A few have been commissioned and created for the museum, such as a set of bagpipes from an area of Malta where the regional style of bagpipe playing has been dying out.
Matthew Hill, associate curator in charge of instruments of North America and the museum’s guitar collection, noted a heavy concentration of Native American musical instruments he’s working with, most of them new, because typically instruments that have been played ceremonially are considered sacred and therefore off limits for museum exhibitions.
Cultural issues, as well as social and political ones, abound. Curator Jennifer Post arrived in Mongolia in 2008 to bring back a number of instruments just as a state of emergency had been declared after a contentious election.
During ensuing riots a cultural center including many musical instruments was set on fire; Post had to persuade local authorities on the lookout for looting that her acquisitions had been acquired legitimately.
Given the speed with which the collection has been built, not surprisingly there are gaps some of the curators are looking to fill. Hill would love to track down a homemade double bass played by Roy Talbot of the Talbot Brothers calypso band from Bermuda, while Amanda Villepastour, hired less than a year ago, is aiming to bolster the collection’s representation from several regions of Africa.
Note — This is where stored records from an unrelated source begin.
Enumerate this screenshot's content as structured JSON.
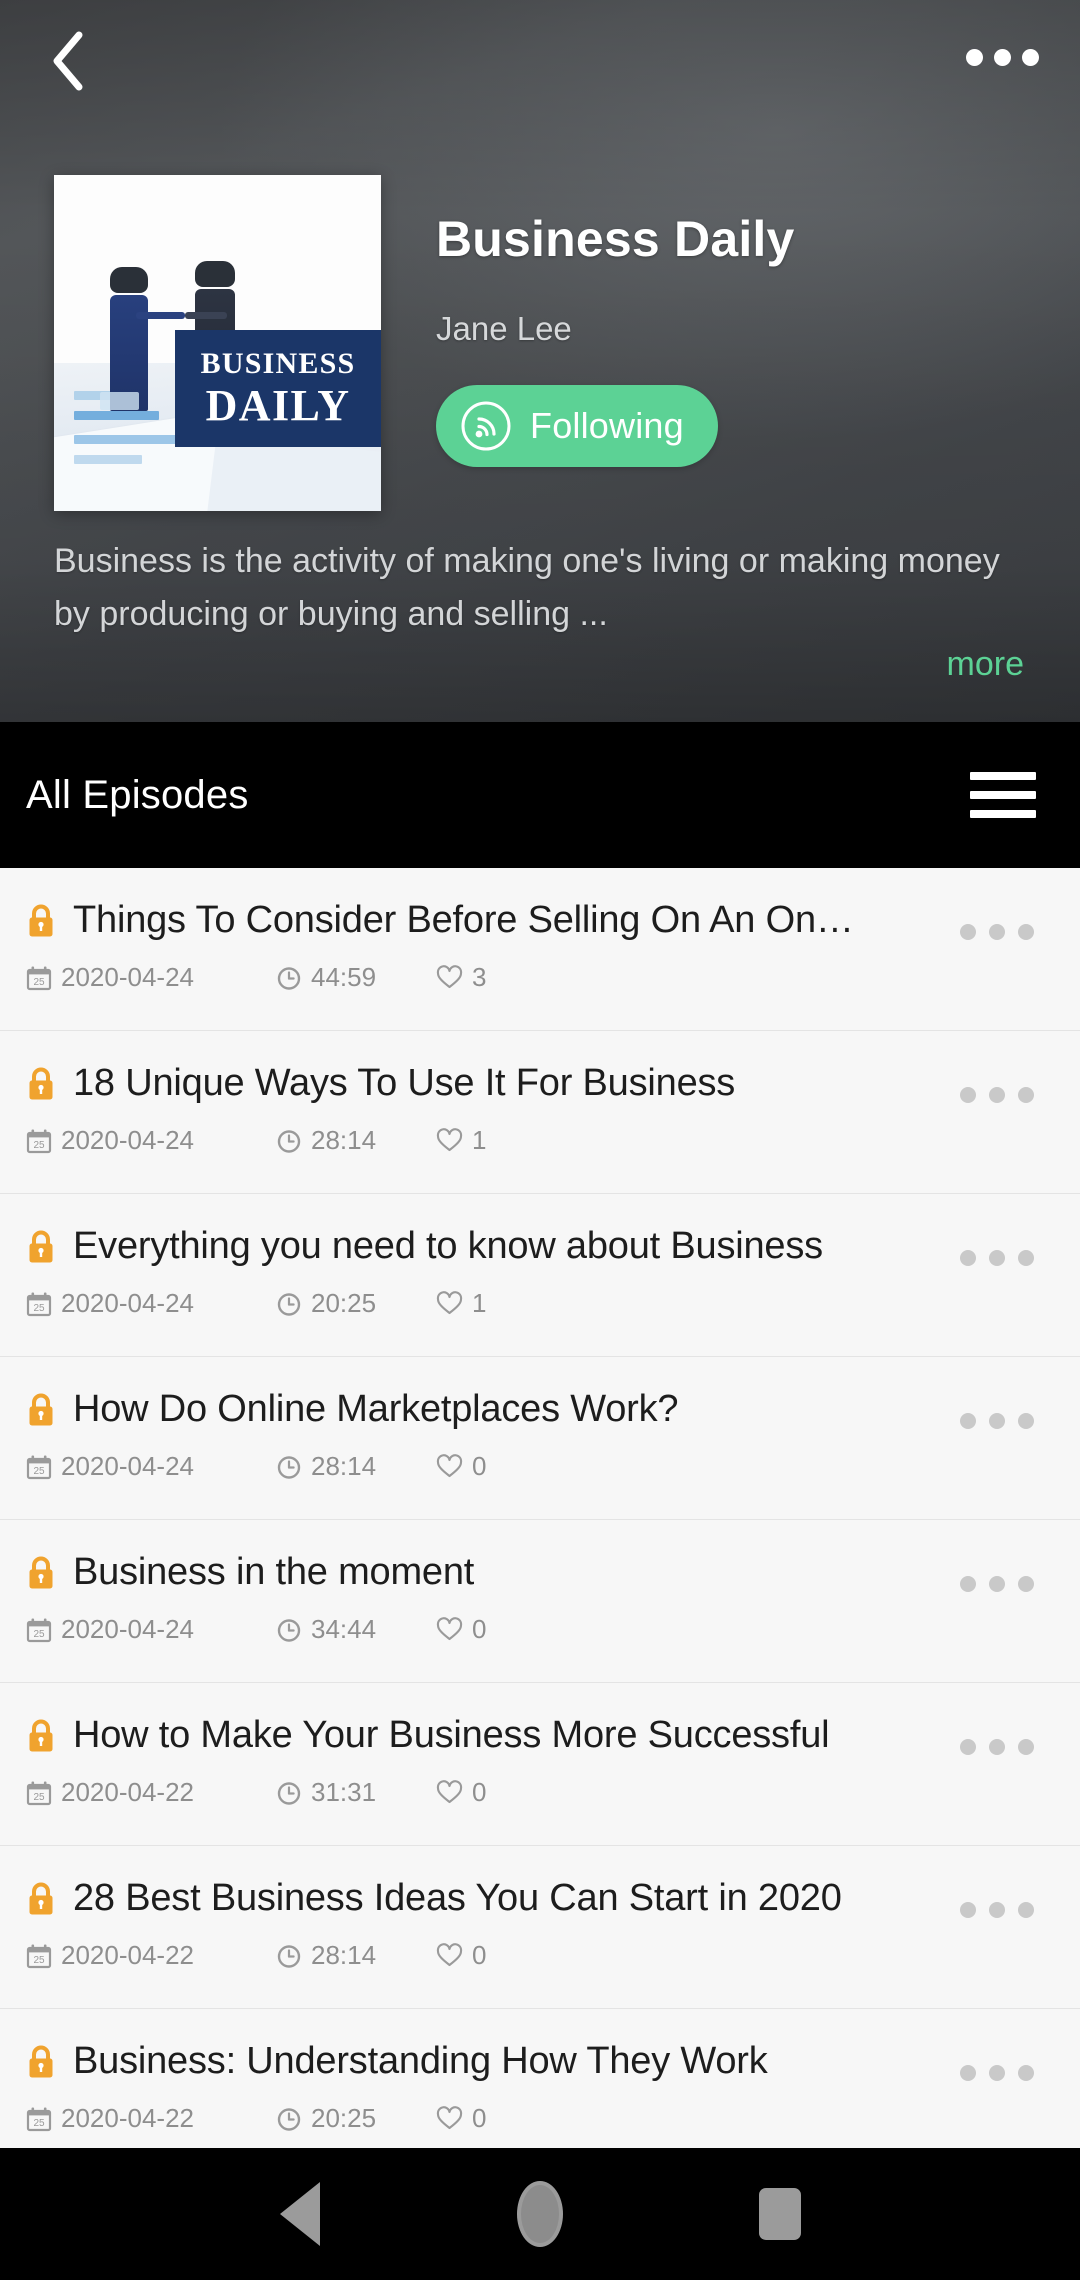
{
  "header": {
    "back_icon": "chevron-left-icon",
    "overflow_icon": "more-horizontal-icon",
    "cover_line1": "BUSINESS",
    "cover_line2": "DAILY",
    "podcast_title": "Business Daily",
    "author": "Jane Lee",
    "follow_label": "Following",
    "follow_icon": "rss-broadcast-icon",
    "description": "Business is the activity of making one's living or making money by producing or buying and selling ...",
    "more_label": "more",
    "accent_green": "#5cd295",
    "lock_orange": "#f0a32e"
  },
  "section": {
    "title": "All Episodes",
    "menu_icon": "hamburger-menu-icon"
  },
  "episodes": [
    {
      "title": "Things To Consider Before Selling On An On…",
      "date": "2020-04-24",
      "duration": "44:59",
      "likes": "3"
    },
    {
      "title": "18 Unique Ways To Use It For Business",
      "date": "2020-04-24",
      "duration": "28:14",
      "likes": "1"
    },
    {
      "title": "Everything you need to know about Business",
      "date": "2020-04-24",
      "duration": "20:25",
      "likes": "1"
    },
    {
      "title": "How Do Online Marketplaces Work?",
      "date": "2020-04-24",
      "duration": "28:14",
      "likes": "0"
    },
    {
      "title": "Business in the moment",
      "date": "2020-04-24",
      "duration": "34:44",
      "likes": "0"
    },
    {
      "title": "How to Make Your Business More Successful",
      "date": "2020-04-22",
      "duration": "31:31",
      "likes": "0"
    },
    {
      "title": "28 Best Business Ideas You Can Start in 2020",
      "date": "2020-04-22",
      "duration": "28:14",
      "likes": "0"
    },
    {
      "title": "Business: Understanding How They Work",
      "date": "2020-04-22",
      "duration": "20:25",
      "likes": "0"
    }
  ],
  "episode_icons": {
    "lock": "lock-icon",
    "date": "calendar-icon",
    "duration": "clock-icon",
    "likes": "heart-icon",
    "overflow": "more-horizontal-icon"
  },
  "navbar": {
    "back": "android-back-icon",
    "home": "android-home-icon",
    "recents": "android-recents-icon"
  }
}
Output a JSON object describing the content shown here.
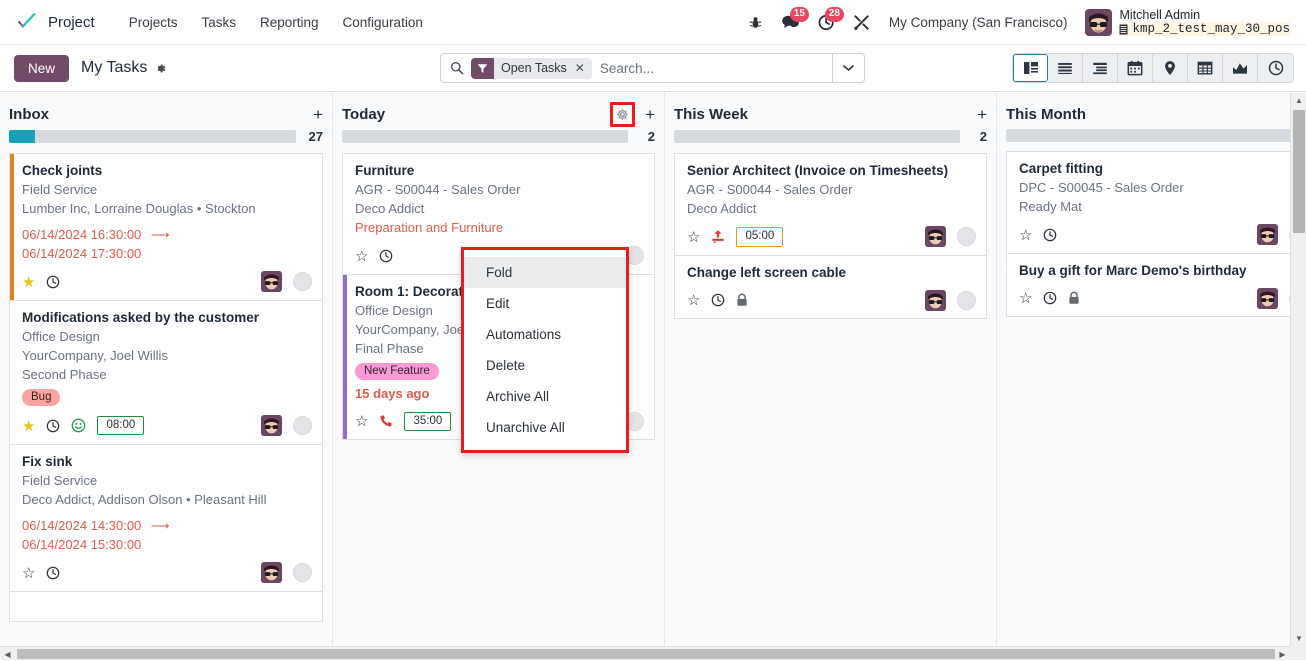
{
  "navbar": {
    "logo_icon": "odoo-checkmark-logo",
    "app_name": "Project",
    "menu_items": [
      {
        "label": "Projects",
        "name": "nav-projects"
      },
      {
        "label": "Tasks",
        "name": "nav-tasks"
      },
      {
        "label": "Reporting",
        "name": "nav-reporting"
      },
      {
        "label": "Configuration",
        "name": "nav-configuration"
      }
    ],
    "systray": {
      "bug_icon": "bug-icon",
      "messages_icon": "chat-bubble-icon",
      "messages_count": "15",
      "activities_icon": "clock-icon",
      "activities_count": "28",
      "tools_icon": "wrench-screwdriver-icon",
      "company": "My Company (San Francisco)",
      "user_name": "Mitchell Admin",
      "database": "kmp_2_test_may_30_pos",
      "database_icon": "database-icon"
    }
  },
  "control_panel": {
    "new_label": "New",
    "breadcrumb": "My Tasks",
    "breadcrumb_gear_icon": "gear-icon",
    "search": {
      "icon": "search-icon",
      "facet_icon": "filter-icon",
      "facet_label": "Open Tasks",
      "facet_remove_icon": "close-icon",
      "placeholder": "Search...",
      "toggle_icon": "chevron-down-icon"
    },
    "views": [
      {
        "name": "view-kanban",
        "icon": "kanban-icon",
        "active": true
      },
      {
        "name": "view-list",
        "icon": "list-icon",
        "active": false
      },
      {
        "name": "view-list-grouped",
        "icon": "list-grouped-icon",
        "active": false
      },
      {
        "name": "view-calendar",
        "icon": "calendar-icon",
        "active": false
      },
      {
        "name": "view-map",
        "icon": "map-pin-icon",
        "active": false
      },
      {
        "name": "view-pivot",
        "icon": "pivot-table-icon",
        "active": false
      },
      {
        "name": "view-graph",
        "icon": "graph-icon",
        "active": false
      },
      {
        "name": "view-activity",
        "icon": "activity-clock-icon",
        "active": false
      }
    ]
  },
  "columns": [
    {
      "name": "column-inbox",
      "title": "Inbox",
      "count": "27",
      "gear_highlighted": false,
      "progress": [
        {
          "color": "#17a2b8",
          "width_pct": 9
        }
      ],
      "cards": [
        {
          "name": "card-check-joints",
          "title": "Check joints",
          "accent_color": "#e08520",
          "sub1": "Field Service",
          "sub2": "Lumber Inc, Lorraine Douglas • Stockton",
          "date_start": "06/14/2024 16:30:00",
          "date_end": "06/14/2024 17:30:00",
          "icons": [
            "star-filled-icon",
            "clock-icon"
          ],
          "has_avatar": true,
          "has_circle": true
        },
        {
          "name": "card-modifications",
          "title": "Modifications asked by the customer",
          "sub1": "Office Design",
          "sub2": "YourCompany, Joel Willis",
          "sub3": "Second Phase",
          "tag": {
            "label": "Bug",
            "bg": "#fba5a0",
            "color": "#3c2020"
          },
          "icons": [
            "star-filled-icon",
            "clock-icon",
            "smiley-icon"
          ],
          "time_badge": "08:00",
          "time_badge_color": "#1e8e3e",
          "has_avatar": true,
          "has_circle": true
        },
        {
          "name": "card-fix-sink",
          "title": "Fix sink",
          "sub1": "Field Service",
          "sub2": "Deco Addict, Addison Olson • Pleasant Hill",
          "date_start": "06/14/2024 14:30:00",
          "date_end": "06/14/2024 15:30:00",
          "icons": [
            "star-outline-icon",
            "clock-icon"
          ],
          "has_avatar": true,
          "has_circle": true
        }
      ]
    },
    {
      "name": "column-today",
      "title": "Today",
      "count": "2",
      "gear_highlighted": true,
      "progress": [],
      "cards": [
        {
          "name": "card-furniture",
          "title": "Furniture",
          "sub1": "AGR - S00044 - Sales Order",
          "sub2": "Deco Addict",
          "red_line": "Preparation and Furniture",
          "icons": [
            "star-outline-icon",
            "clock-icon"
          ],
          "has_avatar": false,
          "has_circle": true
        },
        {
          "name": "card-room-1-decoration",
          "title": "Room 1: Decoration",
          "accent_color": "#8f6fc9",
          "sub1": "Office Design",
          "sub2": "YourCompany, Joel Willis",
          "sub3": "Final Phase",
          "tag": {
            "label": "New Feature",
            "bg": "#f99ad4",
            "color": "#3c2030"
          },
          "red_line": "15 days ago",
          "icons": [
            "star-outline-icon",
            "phone-icon"
          ],
          "time_badge": "35:00",
          "time_badge_color": "#1e8e3e",
          "has_avatar": true,
          "has_circle": true
        }
      ]
    },
    {
      "name": "column-this-week",
      "title": "This Week",
      "count": "2",
      "gear_highlighted": false,
      "progress": [],
      "cards": [
        {
          "name": "card-senior-architect",
          "title": "Senior Architect (Invoice on Timesheets)",
          "sub1": "AGR - S00044 - Sales Order",
          "sub2": "Deco Addict",
          "icons": [
            "star-outline-icon",
            "upload-icon"
          ],
          "time_badge": "05:00",
          "time_badge_color": "#e09b20",
          "has_avatar": true,
          "has_circle": true
        },
        {
          "name": "card-change-left-screen-cable",
          "title": "Change left screen cable",
          "icons": [
            "star-outline-icon",
            "clock-icon",
            "lock-icon"
          ],
          "has_avatar": true,
          "has_circle": true
        }
      ]
    },
    {
      "name": "column-this-month",
      "title": "This Month",
      "count": "",
      "gear_highlighted": false,
      "progress": [],
      "cards": [
        {
          "name": "card-carpet-fitting",
          "title": "Carpet fitting",
          "sub1": "DPC - S00045 - Sales Order",
          "sub2": "Ready Mat",
          "icons": [
            "star-outline-icon",
            "clock-icon"
          ],
          "has_avatar": true,
          "has_circle": true
        },
        {
          "name": "card-buy-a-gift",
          "title": "Buy a gift for Marc Demo's birthday",
          "icons": [
            "star-outline-icon",
            "clock-icon",
            "lock-icon"
          ],
          "has_avatar": true,
          "has_circle": true
        }
      ]
    }
  ],
  "column_dropdown": {
    "name": "column-config-dropdown",
    "items": [
      {
        "label": "Fold",
        "name": "menu-fold",
        "active": true
      },
      {
        "label": "Edit",
        "name": "menu-edit",
        "active": false
      },
      {
        "label": "Automations",
        "name": "menu-automations",
        "active": false
      },
      {
        "label": "Delete",
        "name": "menu-delete",
        "active": false
      },
      {
        "label": "Archive All",
        "name": "menu-archive-all",
        "active": false
      },
      {
        "label": "Unarchive All",
        "name": "menu-unarchive-all",
        "active": false
      }
    ]
  },
  "colors": {
    "brand_purple": "#714b67",
    "highlight_red": "#f01a1a",
    "progress_teal": "#17a2b8",
    "date_red": "#e15b4d",
    "badge_red": "#e6485e"
  }
}
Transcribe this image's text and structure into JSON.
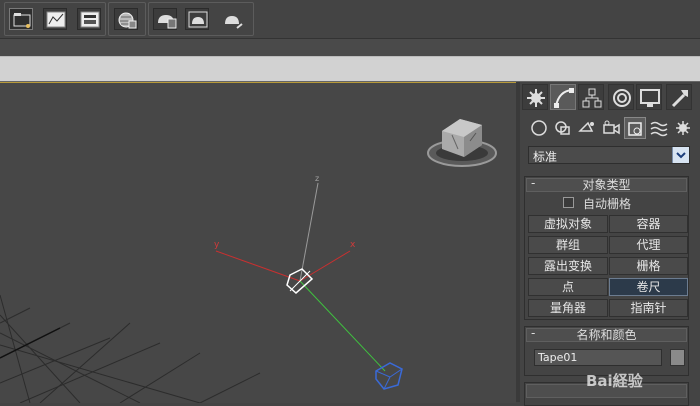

Curators also have to be alert to instruments made after the Endangered Species Act of 1973 governing international trade. Another hurdle is fully realizing Ulrich’s vision for a new-model 21st century museum.
“What we’ve done here from the very beginning, and something I’m absolutely the most passionate about, is I don’t want to create a museum and then leave it as is for 25 years, or even 10 years,” De Walt said. “We want to be a museum that’s constantly in evolution. . . . Two weeks after opening, we’re going to continually be changing as we get better things.”